Che poi è il principale motivo per cui nel passaggio dal giornalismo tradizionale a quello online il settore è colato a picco e oggi è praticamente impossibile campare con la professione: il sistema economico che prima garantiva sussistenza è oggi completamente in mano alle piattaforme.
Ed è anche lo stesso motivo per cui magari chi vuole fare informazione a qualsiasi livello, che si parli di attualità, giornalismo tech, notizie di cinema o analisi di moto, forse preferisce farlo cercando di diventare un content creator in quella nicchia (con tutti i pro e contro del caso nei rapporti con le aziende), scartando fin da subito l’idea di provare a entrare in una redazione.
Se le percentuali di riuscita sono altrettanto basse, forse meglio provare a diventare Breaking Italy e non l’ennesimo tizio che può essere sostituito o fare la fine della redazione di Hollywood Reporter Roma, che è al terzo sciopero.
Ah e se pensate che gli abbonamenti siano la soluzione… beh non è detto.
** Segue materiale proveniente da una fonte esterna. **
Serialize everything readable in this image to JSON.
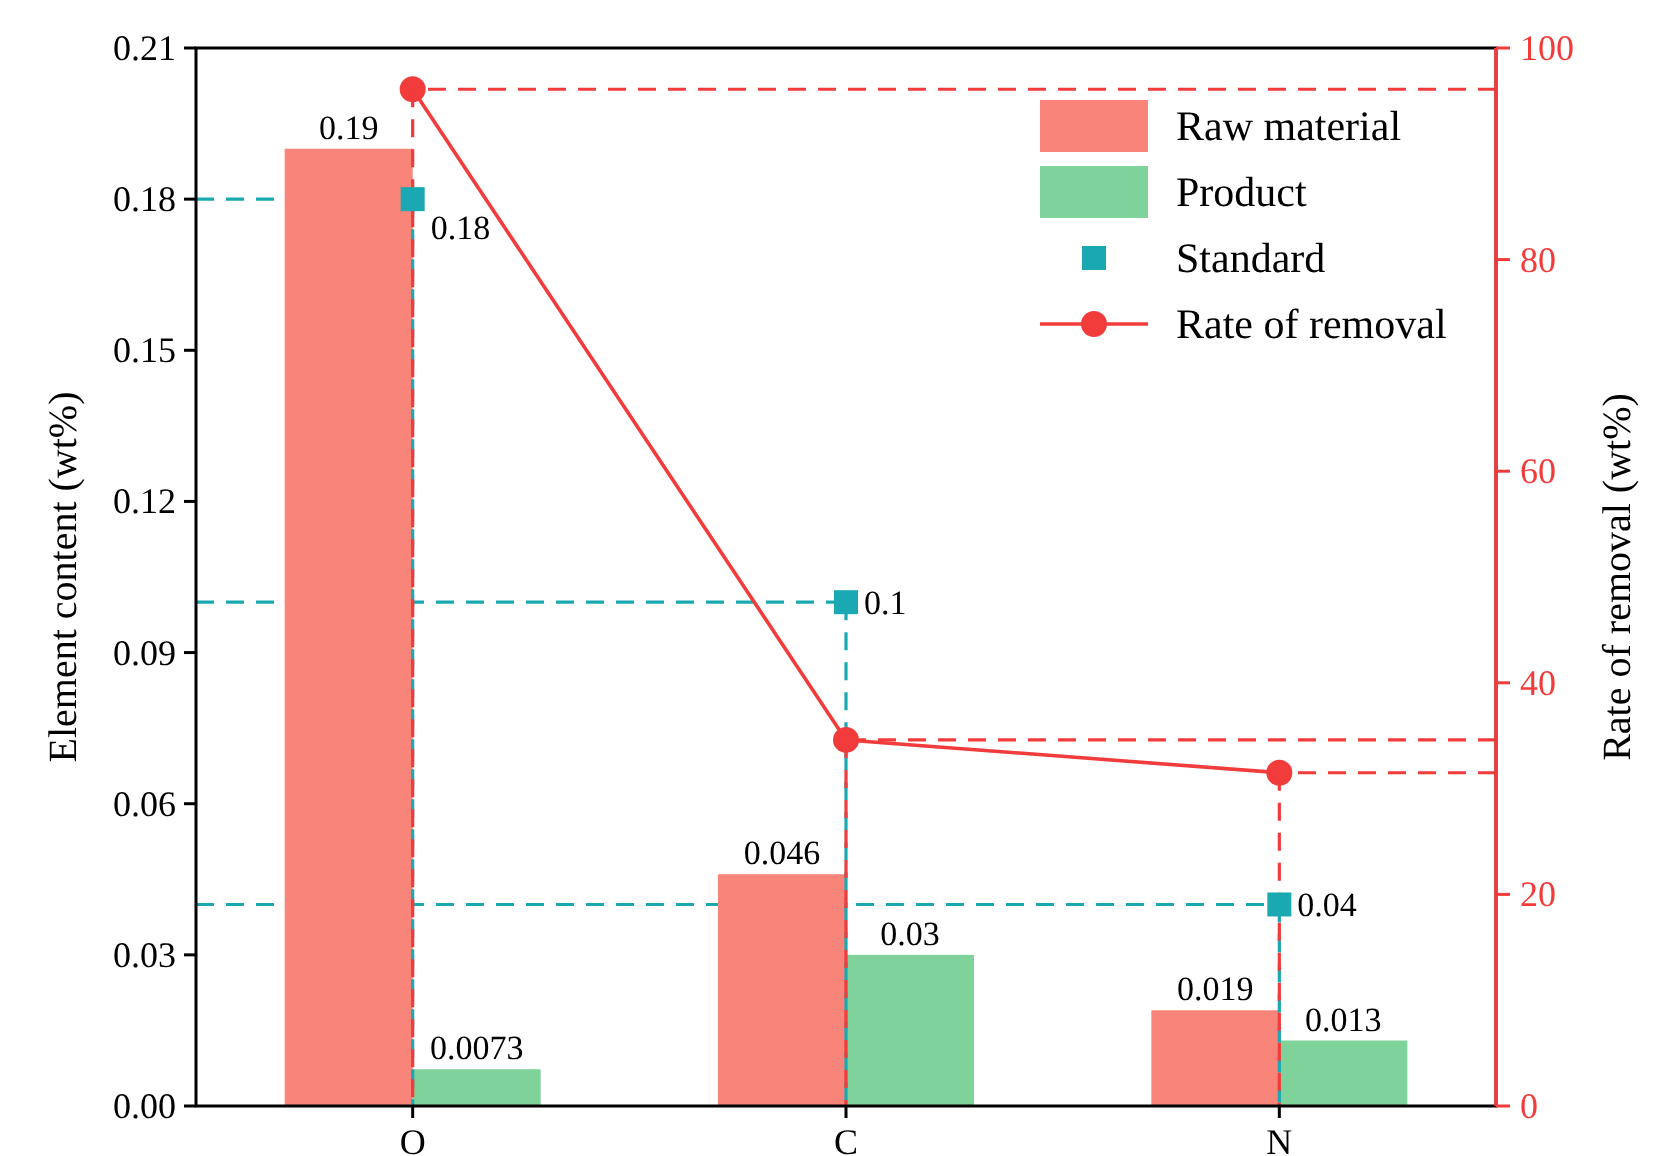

Forse, se il progetto è piccolo e può contare su uno zoccolo duro di appassionati, forse.
Le passioni del caporale
La morte di Satnam Singh nell’Agro Pontino è il classico caso che scoperchia temporaneamente una situazione che la maggior parte delle persone che non vivono la realtà locale ignora, fa finta di ignorare o ritiene accettabile. Moltissime sono le analisi che in queste ore ci mostrano quella è che a tutti gli effetti una realtà di schiavismo, sfruttamento, totale mancanza di rispetto per la vita umana, razzismo e il risultato del capitalismo a ribasso di cui, ci piaccia o meno, siamo in qualche modo complici.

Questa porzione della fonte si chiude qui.